Sementara, akibat perbuatan dua bobotoh yang menyalakan flare itu. PT. Persib Bandung Bermartabat (PT. PBB) dikenai denda sebesar Rp120 juta oleh Komisi Disiplin (Komdis) PSSI.
Suara-suara dukungan muncul, beberapa mengapresiasi sikap tegas tersebut. Namun beberapa yang lain, mempertanyakan. Beranggapan langkah yang diambil Persib Bandung terlalu keras.
Founder Frontline Boys Club, Angky mengatakan, Persib terlalu reaktif. Terlebih, usaha dari PT. PBB untuk mengantisipasi hal tersebut terjadi masih belum maksimal. Flare tetap menyala, sementara yang dilakukan sekadar imbauan belaka.

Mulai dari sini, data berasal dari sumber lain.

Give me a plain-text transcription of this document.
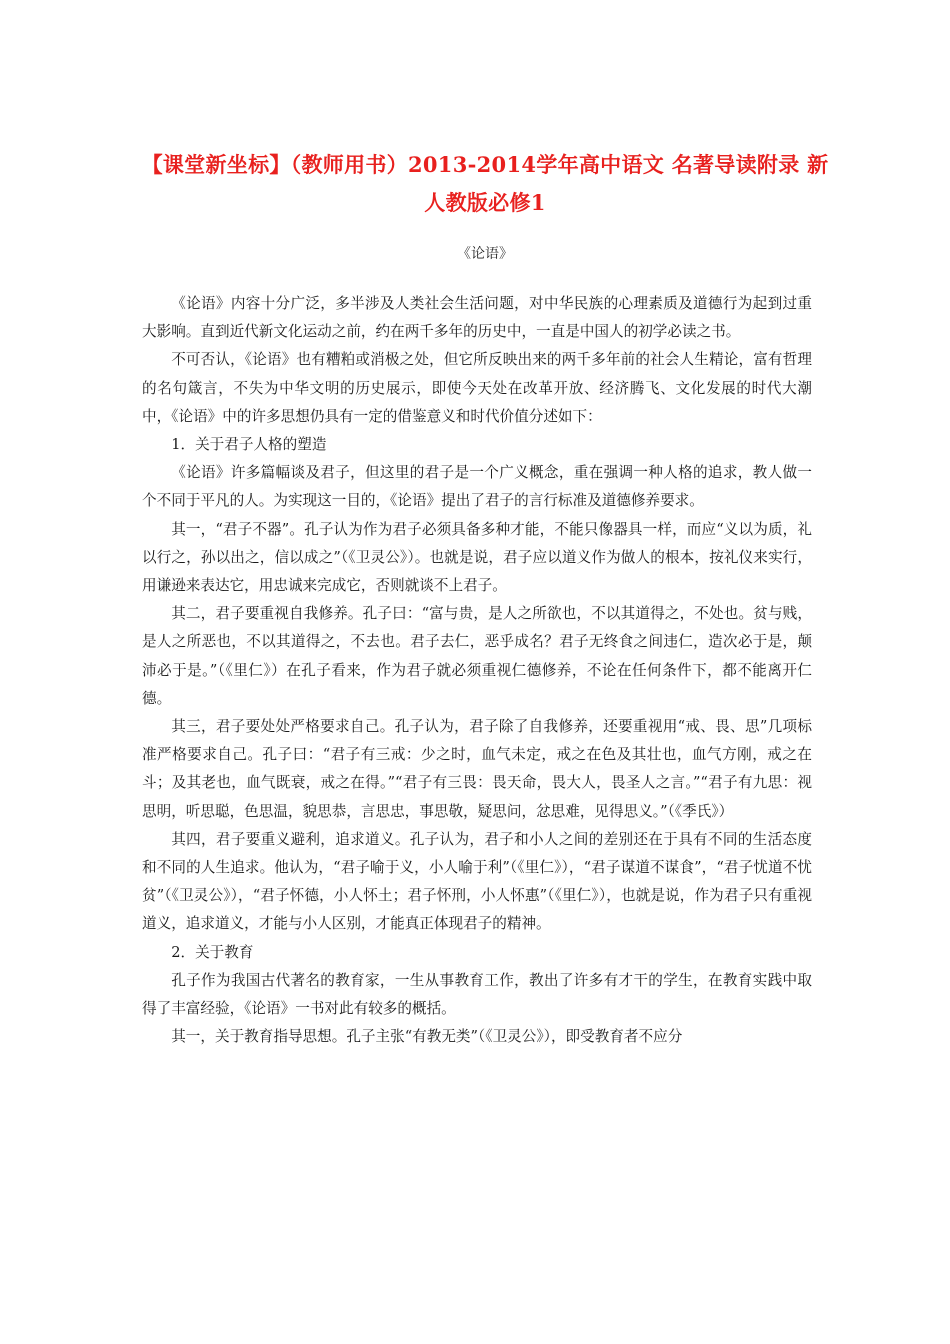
【课堂新坐标】（教师用书）2013-2014学年高中语文 名著导读附录 新人教版必修1
《论语》

《论语》内容十分广泛，多半涉及人类社会生活问题，对中华民族的心理素质及道德行为起到过重大影响。直到近代新文化运动之前，约在两千多年的历史中，一直是中国人的初学必读之书。

不可否认，《论语》也有糟粕或消极之处，但它所反映出来的两千多年前的社会人生精论，富有哲理的名句箴言，不失为中华文明的历史展示，即使今天处在改革开放、经济腾飞、文化发展的时代大潮中，《论语》中的许多思想仍具有一定的借鉴意义和时代价值分述如下：

1．关于君子人格的塑造

《论语》许多篇幅谈及君子，但这里的君子是一个广义概念，重在强调一种人格的追求，教人做一个不同于平凡的人。为实现这一目的，《论语》提出了君子的言行标准及道德修养要求。

其一，“君子不器”。孔子认为作为君子必须具备多种才能，不能只像器具一样，而应“义以为质，礼以行之，孙以出之，信以成之”（《卫灵公》）。也就是说，君子应以道义作为做人的根本，按礼仪来实行，用谦逊来表达它，用忠诚来完成它，否则就谈不上君子。

其二，君子要重视自我修养。孔子曰：“富与贵，是人之所欲也，不以其道得之，不处也。贫与贱，是人之所恶也，不以其道得之，不去也。君子去仁，恶乎成名？君子无终食之间违仁，造次必于是，颠沛必于是。”（《里仁》）在孔子看来，作为君子就必须重视仁德修养，不论在任何条件下，都不能离开仁德。

其三，君子要处处严格要求自己。孔子认为，君子除了自我修养，还要重视用“戒、畏、思”几项标准严格要求自己。孔子曰：“君子有三戒：少之时，血气未定，戒之在色及其壮也，血气方刚，戒之在斗；及其老也，血气既衰，戒之在得。”“君子有三畏：畏天命，畏大人，畏圣人之言。”“君子有九思：视思明，听思聪，色思温，貌思恭，言思忠，事思敬，疑思问，忿思难，见得思义。”（《季氏》）

其四，君子要重义避利，追求道义。孔子认为，君子和小人之间的差别还在于具有不同的生活态度和不同的人生追求。他认为，“君子喻于义，小人喻于利”（《里仁》），“君子谋道不谋食”，“君子忧道不忧贫”（《卫灵公》），“君子怀德，小人怀土；君子怀刑，小人怀惠”（《里仁》），也就是说，作为君子只有重视道义，追求道义，才能与小人区别，才能真正体现君子的精神。

2．关于教育

孔子作为我国古代著名的教育家，一生从事教育工作，教出了许多有才干的学生，在教育实践中取得了丰富经验，《论语》一书对此有较多的概括。

其一，关于教育指导思想。孔子主张“有教无类”（《卫灵公》），即受教育者不应分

“Jadi, dirunut lagi, bukan cuma bobotoh. Tetapi panpel juga salah dong. Kenapa (flare) bisa lolos?” kata Anky saat dihubungi wartawan JabarEkpres.id, kemarin.

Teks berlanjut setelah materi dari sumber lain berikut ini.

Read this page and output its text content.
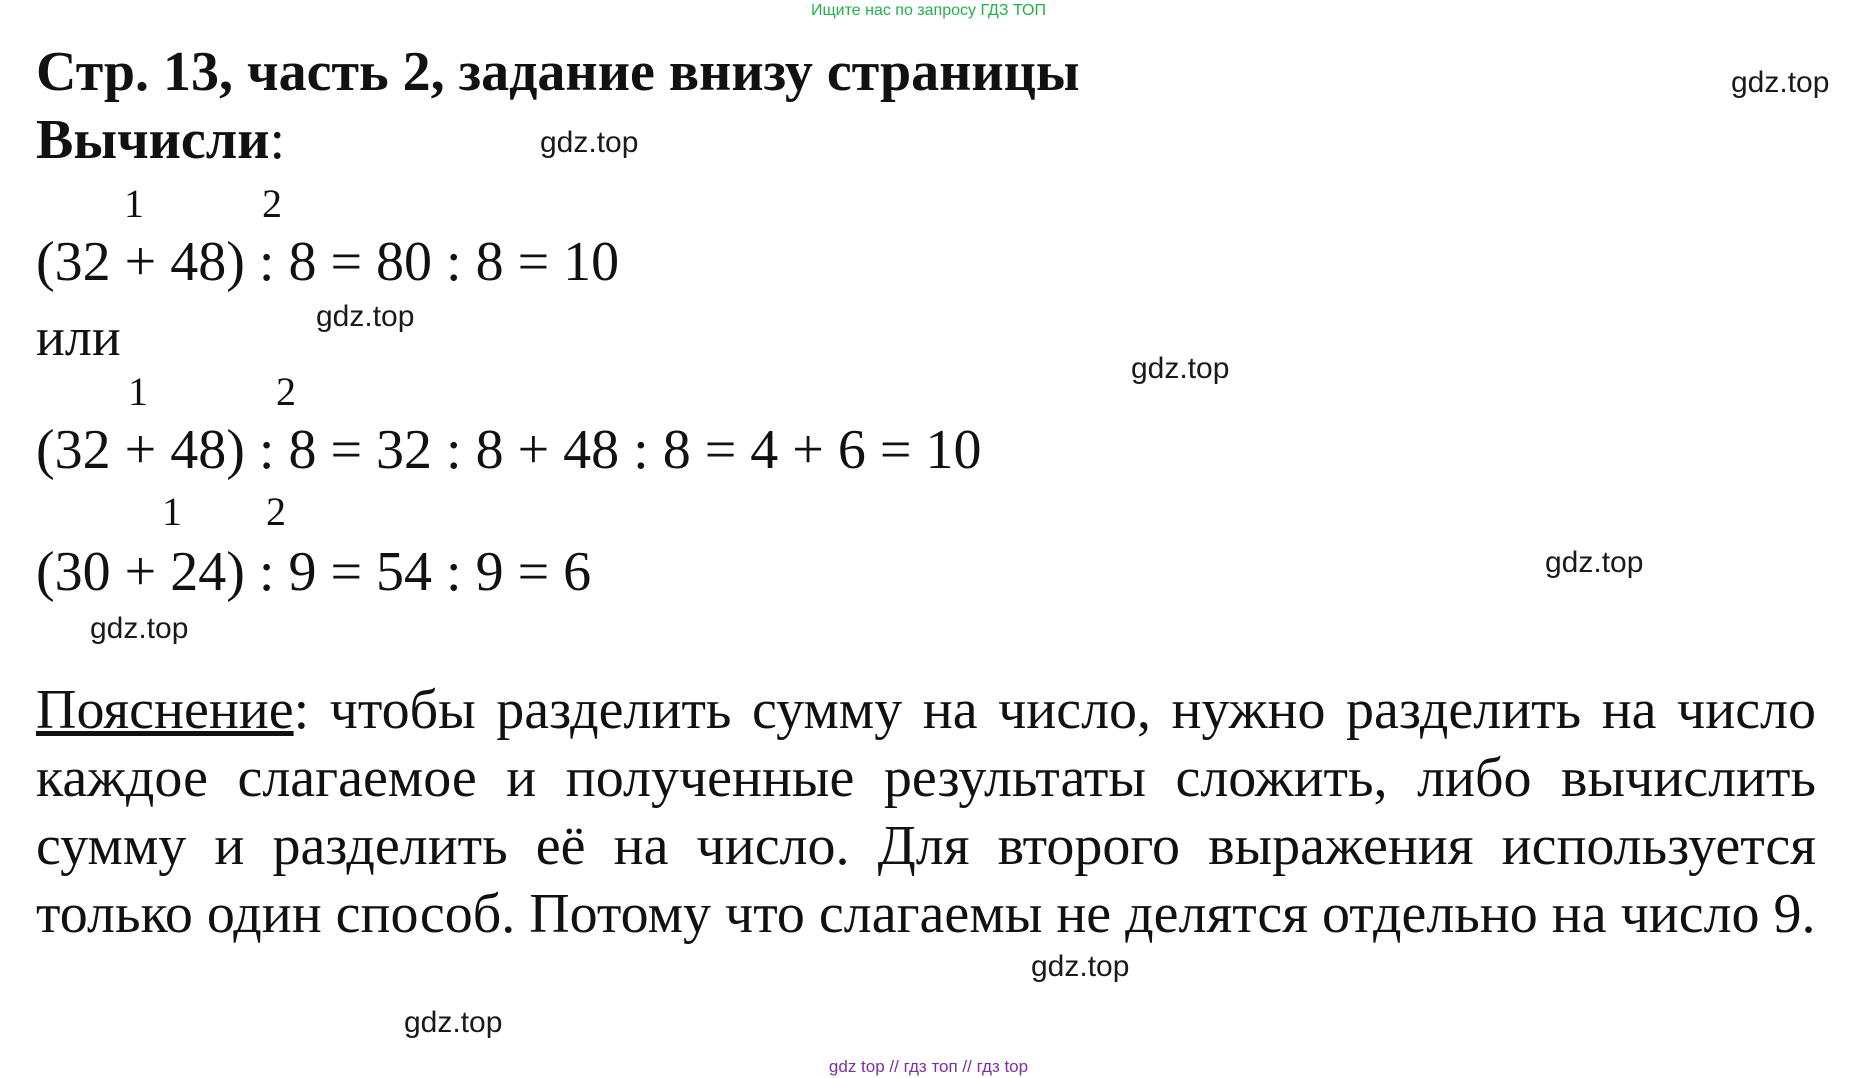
Ищите нас по запросу ГДЗ ТОП
Стр. 13, часть 2, задание внизу страницы
Вычисли:
1	2
(32 + 48) : 8 = 80 : 8 = 10
или
1	2
(32 + 48) : 8 = 32 : 8 + 48 : 8 = 4 + 6 = 10
1 2
(30 + 24) : 9 = 54 : 9 = 6
Пояснение: чтобы разделить сумму на число, нужно разделить на число каждое слагаемое и полученные результаты сложить, либо вычислить сумму и разделить её на число. Для второго выражения используется только один способ. Потому что слагаемы не делятся отдельно на число 9.
gdz.top
gdz.top
gdz.top
gdz.top
gdz.top
gdz.top
gdz.top
gdz.top
gdz top // гдз топ // гдз top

Kendati begitu, aksi menyalakan flare di stadion tetap tidak bisa dibenarkan. Namun kesediaan A untuk menghadap PT PBB, patut diapresiasi. Berani. Berbeda dengan sikap Persib saat tragedi kematian dua orang bobotoh, pada turnamen Piala Presiden tahun lalu.
“Kami salut dengan sikapnya A, tetap datang. Saya harap manajemen pun bisa mengakui juga, kalau pada saat itu (tragedi) ada kesalahan sistemik waktu meninggalnya bobotoh di GBLA,” tegasnya.
Galak ka Batur, Memble ka Sorangan
Ironi muncul. Sanksi untuk A yang notabene hanya menyalakan flare, dianggap kelewat keras. Bahkan sebelum dijatuhi larangan menonton ke stadion seumur hidup, Agi sebetulnya sudah dikenai sanksi sosial. Pembunuhan karakter.
Seperti wajahnya yang berseliweran di sejumlah linimasa media sosial, sampai mendapatkan cercaan dari warganet. Menurut pendiri Frontline Boys Club itu, sebetulnya, sanksi-sanksi sosial tersebut tidak perlu.